The UK revenue authority does not act consistently in applying behavioural penalties and it is too fast to think that a taxpayer has failed to take reasonable care, a survey by the Chartered Institute of Taxation and Association of Taxation Technicians says, according to Tax-News.com.

This publication has contacted both organisations seeking further details; they had not responded at the time of going to press.

The bodies surveyed their members in February this year and 462 members responded, with data suggesting that HM Revenue & Customs must address a variety of concerns. Respondents supported penalties for late filing but queried the application of late filing penalties where there is little or no tax at stake or where the taxpayer has overpaid. Participants also criticised the attitude of some HMRC staff members when conducting compliance inquiries, the report said.

The organisations said the process used by HMRC must more clearly distinguish between deliberate tax evaders and those who are careless or confused.

The report said only 23.9 per cent of respondents had experienced HMRC's internal statutory review process. Of these persons, 52.9 per cent found the process fair and reasonable but there was general annoyance with the process, the report added.

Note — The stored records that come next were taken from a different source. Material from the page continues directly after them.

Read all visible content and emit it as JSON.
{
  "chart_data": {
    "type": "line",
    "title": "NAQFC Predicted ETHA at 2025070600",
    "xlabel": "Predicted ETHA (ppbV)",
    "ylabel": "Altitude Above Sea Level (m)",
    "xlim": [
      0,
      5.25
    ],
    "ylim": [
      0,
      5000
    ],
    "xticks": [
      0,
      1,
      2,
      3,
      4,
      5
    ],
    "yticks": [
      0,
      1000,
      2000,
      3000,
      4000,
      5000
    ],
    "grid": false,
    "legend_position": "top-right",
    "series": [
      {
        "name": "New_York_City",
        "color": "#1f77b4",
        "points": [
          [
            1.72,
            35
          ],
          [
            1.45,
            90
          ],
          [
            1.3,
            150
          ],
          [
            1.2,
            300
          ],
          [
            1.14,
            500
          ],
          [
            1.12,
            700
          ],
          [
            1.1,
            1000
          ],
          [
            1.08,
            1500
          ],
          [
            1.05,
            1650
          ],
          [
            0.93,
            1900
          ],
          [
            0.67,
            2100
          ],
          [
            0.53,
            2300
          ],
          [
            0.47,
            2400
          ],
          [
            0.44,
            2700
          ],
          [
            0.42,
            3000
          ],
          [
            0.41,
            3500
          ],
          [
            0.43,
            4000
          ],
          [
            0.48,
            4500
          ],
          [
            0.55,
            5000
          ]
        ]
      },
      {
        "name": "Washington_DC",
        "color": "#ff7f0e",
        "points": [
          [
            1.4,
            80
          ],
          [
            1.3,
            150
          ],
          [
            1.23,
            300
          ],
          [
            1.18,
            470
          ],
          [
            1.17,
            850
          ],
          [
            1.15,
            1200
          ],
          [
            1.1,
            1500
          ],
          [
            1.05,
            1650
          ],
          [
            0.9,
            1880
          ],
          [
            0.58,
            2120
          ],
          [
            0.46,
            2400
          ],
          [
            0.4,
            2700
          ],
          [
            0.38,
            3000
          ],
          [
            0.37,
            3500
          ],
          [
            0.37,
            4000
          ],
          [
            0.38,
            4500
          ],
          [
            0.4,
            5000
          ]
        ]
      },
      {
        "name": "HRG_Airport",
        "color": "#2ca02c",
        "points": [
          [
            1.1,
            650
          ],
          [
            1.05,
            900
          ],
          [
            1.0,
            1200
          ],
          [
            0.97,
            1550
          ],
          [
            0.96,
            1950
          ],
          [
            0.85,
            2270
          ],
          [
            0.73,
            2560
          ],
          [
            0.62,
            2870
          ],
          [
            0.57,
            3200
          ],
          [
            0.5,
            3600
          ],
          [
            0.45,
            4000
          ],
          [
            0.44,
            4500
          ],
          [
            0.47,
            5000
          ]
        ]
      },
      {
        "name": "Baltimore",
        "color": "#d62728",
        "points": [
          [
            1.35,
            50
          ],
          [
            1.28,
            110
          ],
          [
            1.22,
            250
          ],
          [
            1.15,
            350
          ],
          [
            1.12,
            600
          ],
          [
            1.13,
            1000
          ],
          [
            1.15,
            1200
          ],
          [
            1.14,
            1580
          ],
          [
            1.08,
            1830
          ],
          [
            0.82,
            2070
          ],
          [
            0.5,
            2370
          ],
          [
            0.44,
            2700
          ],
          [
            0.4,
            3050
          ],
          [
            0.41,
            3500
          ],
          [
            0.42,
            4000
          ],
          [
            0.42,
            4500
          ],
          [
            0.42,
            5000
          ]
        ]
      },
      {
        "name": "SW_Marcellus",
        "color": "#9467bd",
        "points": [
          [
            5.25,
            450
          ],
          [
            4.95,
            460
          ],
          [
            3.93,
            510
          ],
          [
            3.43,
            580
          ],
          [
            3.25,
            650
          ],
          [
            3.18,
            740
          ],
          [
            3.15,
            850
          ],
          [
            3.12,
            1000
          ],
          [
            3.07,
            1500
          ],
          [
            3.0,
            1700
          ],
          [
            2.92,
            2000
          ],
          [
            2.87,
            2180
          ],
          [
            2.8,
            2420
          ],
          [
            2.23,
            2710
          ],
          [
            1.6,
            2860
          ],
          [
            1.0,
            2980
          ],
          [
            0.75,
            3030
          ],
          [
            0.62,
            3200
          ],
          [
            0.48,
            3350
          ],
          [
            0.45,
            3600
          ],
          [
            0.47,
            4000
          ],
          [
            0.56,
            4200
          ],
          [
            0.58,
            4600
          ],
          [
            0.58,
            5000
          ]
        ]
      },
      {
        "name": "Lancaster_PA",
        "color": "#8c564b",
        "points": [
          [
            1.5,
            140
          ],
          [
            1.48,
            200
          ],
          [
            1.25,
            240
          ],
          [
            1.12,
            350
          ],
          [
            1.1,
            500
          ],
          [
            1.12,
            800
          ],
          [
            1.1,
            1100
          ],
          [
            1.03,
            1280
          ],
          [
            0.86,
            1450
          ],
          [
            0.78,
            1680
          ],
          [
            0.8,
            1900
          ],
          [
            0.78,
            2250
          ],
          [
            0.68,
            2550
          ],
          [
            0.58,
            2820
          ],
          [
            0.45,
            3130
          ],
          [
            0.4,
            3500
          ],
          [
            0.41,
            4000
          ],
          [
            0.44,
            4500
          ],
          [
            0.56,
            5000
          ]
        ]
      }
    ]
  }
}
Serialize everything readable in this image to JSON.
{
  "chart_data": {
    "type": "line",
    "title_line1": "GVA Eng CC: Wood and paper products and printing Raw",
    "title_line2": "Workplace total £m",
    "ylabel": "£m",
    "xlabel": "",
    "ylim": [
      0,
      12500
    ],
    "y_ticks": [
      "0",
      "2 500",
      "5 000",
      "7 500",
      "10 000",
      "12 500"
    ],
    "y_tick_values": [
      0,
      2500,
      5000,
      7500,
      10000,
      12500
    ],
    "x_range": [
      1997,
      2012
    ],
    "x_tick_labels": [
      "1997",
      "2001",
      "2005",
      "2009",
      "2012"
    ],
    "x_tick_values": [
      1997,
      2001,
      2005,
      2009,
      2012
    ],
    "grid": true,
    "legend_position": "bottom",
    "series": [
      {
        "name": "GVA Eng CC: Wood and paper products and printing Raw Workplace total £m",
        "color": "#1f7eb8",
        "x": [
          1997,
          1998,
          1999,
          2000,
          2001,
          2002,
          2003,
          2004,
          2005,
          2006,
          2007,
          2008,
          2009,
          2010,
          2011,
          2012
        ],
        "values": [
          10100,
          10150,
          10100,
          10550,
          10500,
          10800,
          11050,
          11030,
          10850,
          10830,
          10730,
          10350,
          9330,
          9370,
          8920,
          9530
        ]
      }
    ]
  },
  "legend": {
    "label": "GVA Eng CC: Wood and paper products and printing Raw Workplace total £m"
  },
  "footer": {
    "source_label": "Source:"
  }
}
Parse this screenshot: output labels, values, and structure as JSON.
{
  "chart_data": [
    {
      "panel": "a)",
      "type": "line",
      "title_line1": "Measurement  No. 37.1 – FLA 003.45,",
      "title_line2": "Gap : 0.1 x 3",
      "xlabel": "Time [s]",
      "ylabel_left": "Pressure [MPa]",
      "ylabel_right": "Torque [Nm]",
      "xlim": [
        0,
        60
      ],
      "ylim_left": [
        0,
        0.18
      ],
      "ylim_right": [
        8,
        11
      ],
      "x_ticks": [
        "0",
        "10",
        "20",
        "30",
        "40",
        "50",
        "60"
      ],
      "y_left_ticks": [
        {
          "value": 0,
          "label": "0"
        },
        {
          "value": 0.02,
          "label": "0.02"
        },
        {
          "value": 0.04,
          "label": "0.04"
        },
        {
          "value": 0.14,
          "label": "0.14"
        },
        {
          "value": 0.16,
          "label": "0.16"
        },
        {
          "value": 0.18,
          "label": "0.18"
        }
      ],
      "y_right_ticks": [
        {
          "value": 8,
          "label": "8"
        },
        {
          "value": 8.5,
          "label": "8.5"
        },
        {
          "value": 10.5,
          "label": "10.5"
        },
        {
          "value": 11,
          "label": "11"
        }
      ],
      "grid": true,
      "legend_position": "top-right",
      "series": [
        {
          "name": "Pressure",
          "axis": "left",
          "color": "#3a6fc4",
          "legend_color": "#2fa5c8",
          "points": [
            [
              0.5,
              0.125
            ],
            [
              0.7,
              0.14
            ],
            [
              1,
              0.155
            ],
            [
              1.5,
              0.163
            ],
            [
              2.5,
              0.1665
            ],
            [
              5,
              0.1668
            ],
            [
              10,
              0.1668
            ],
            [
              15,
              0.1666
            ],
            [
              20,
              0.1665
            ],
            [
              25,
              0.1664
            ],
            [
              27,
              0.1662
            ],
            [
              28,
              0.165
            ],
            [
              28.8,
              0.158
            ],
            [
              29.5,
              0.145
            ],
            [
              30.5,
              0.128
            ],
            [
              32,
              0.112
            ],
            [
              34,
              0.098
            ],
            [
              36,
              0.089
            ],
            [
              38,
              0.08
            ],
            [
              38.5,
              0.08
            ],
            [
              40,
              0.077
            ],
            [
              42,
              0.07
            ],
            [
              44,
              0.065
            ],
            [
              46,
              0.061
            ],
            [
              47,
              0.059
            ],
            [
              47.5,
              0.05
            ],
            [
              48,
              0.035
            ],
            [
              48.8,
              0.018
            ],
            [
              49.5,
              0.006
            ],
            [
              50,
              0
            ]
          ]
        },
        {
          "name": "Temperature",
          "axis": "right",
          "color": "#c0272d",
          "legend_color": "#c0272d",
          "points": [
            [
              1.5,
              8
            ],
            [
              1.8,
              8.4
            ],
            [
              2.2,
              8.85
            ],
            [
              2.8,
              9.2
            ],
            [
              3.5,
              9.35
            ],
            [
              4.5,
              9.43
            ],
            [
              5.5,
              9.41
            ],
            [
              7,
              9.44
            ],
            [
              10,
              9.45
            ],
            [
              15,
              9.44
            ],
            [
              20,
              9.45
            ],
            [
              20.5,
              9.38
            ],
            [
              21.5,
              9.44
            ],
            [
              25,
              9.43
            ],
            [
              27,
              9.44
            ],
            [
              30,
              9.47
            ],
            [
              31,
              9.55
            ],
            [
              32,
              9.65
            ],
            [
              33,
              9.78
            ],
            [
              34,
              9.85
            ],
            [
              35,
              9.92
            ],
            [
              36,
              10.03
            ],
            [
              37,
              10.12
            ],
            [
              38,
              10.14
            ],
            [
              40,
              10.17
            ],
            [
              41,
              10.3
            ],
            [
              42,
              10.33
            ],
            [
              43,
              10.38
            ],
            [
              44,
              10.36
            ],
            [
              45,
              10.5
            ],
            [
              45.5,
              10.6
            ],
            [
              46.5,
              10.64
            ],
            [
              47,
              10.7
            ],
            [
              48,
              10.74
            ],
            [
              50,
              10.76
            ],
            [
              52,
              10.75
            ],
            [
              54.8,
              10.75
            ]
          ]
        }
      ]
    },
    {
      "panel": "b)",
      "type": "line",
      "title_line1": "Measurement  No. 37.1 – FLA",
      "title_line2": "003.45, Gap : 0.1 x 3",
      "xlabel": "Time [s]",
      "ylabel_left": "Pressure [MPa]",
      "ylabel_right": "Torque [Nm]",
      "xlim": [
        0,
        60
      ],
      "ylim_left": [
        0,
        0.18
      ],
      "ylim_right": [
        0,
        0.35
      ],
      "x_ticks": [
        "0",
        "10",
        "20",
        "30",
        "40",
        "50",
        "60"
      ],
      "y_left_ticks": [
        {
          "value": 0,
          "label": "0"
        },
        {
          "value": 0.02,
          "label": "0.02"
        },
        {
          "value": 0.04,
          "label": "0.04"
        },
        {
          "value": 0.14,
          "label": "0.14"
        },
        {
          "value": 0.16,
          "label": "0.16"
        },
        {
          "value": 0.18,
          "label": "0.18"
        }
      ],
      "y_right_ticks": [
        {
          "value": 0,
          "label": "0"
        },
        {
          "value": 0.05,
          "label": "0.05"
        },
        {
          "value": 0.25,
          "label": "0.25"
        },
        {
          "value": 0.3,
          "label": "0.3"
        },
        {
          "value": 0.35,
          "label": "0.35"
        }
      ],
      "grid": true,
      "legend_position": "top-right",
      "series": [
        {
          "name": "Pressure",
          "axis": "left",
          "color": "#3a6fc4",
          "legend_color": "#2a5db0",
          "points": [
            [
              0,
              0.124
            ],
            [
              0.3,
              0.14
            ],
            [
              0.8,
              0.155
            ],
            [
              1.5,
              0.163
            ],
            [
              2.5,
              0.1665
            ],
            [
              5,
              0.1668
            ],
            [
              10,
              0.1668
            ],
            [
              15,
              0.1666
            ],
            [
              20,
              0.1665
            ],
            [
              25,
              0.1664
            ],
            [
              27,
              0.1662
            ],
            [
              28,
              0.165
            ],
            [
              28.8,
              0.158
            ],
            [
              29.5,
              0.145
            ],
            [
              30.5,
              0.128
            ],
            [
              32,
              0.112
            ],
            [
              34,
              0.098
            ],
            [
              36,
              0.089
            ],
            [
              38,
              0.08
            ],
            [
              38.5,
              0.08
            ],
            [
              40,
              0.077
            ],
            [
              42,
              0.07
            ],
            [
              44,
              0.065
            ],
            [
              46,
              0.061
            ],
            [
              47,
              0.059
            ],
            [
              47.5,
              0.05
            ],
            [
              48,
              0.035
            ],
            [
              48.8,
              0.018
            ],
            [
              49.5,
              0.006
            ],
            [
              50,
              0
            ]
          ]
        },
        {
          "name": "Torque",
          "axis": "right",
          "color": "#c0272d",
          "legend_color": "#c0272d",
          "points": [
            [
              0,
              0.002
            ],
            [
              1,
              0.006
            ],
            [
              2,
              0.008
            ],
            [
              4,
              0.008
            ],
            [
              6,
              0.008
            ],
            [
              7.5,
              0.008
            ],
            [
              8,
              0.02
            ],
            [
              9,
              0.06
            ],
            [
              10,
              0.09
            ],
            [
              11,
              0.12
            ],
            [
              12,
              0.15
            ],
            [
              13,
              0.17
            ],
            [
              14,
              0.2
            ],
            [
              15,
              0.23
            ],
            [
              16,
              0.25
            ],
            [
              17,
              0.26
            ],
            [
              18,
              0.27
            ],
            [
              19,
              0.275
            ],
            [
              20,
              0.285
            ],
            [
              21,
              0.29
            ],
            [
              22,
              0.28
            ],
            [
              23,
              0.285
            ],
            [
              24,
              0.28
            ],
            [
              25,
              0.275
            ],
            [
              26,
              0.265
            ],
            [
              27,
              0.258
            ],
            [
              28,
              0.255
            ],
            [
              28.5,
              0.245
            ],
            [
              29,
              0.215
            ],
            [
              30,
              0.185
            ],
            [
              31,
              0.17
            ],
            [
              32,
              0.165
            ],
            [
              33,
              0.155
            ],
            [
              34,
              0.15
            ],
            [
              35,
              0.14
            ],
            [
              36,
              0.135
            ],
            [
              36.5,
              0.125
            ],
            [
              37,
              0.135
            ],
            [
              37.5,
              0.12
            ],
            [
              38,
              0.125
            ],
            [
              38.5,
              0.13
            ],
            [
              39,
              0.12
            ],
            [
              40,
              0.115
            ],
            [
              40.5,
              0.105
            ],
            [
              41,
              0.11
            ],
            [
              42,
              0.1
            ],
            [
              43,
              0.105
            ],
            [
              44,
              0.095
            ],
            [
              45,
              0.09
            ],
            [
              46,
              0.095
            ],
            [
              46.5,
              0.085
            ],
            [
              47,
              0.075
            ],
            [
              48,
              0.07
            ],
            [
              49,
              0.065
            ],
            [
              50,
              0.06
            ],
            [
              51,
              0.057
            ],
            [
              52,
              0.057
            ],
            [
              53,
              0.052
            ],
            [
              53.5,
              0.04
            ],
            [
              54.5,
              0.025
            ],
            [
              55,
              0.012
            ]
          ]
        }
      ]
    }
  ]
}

(Editor’s note: It is particularly important that revenue authorities distinguish more clearly between case where a person deliberately cheats the tax system and where a person makes an error, or doesn’t understand what to do – hardly a remote issue given the sometimes horrendous complexity of today’s tax code. This comes on top of how, partly for political reasons as well as more legitimate legal ones, the distinction between tax evasion and tax avoidance is also blurred.)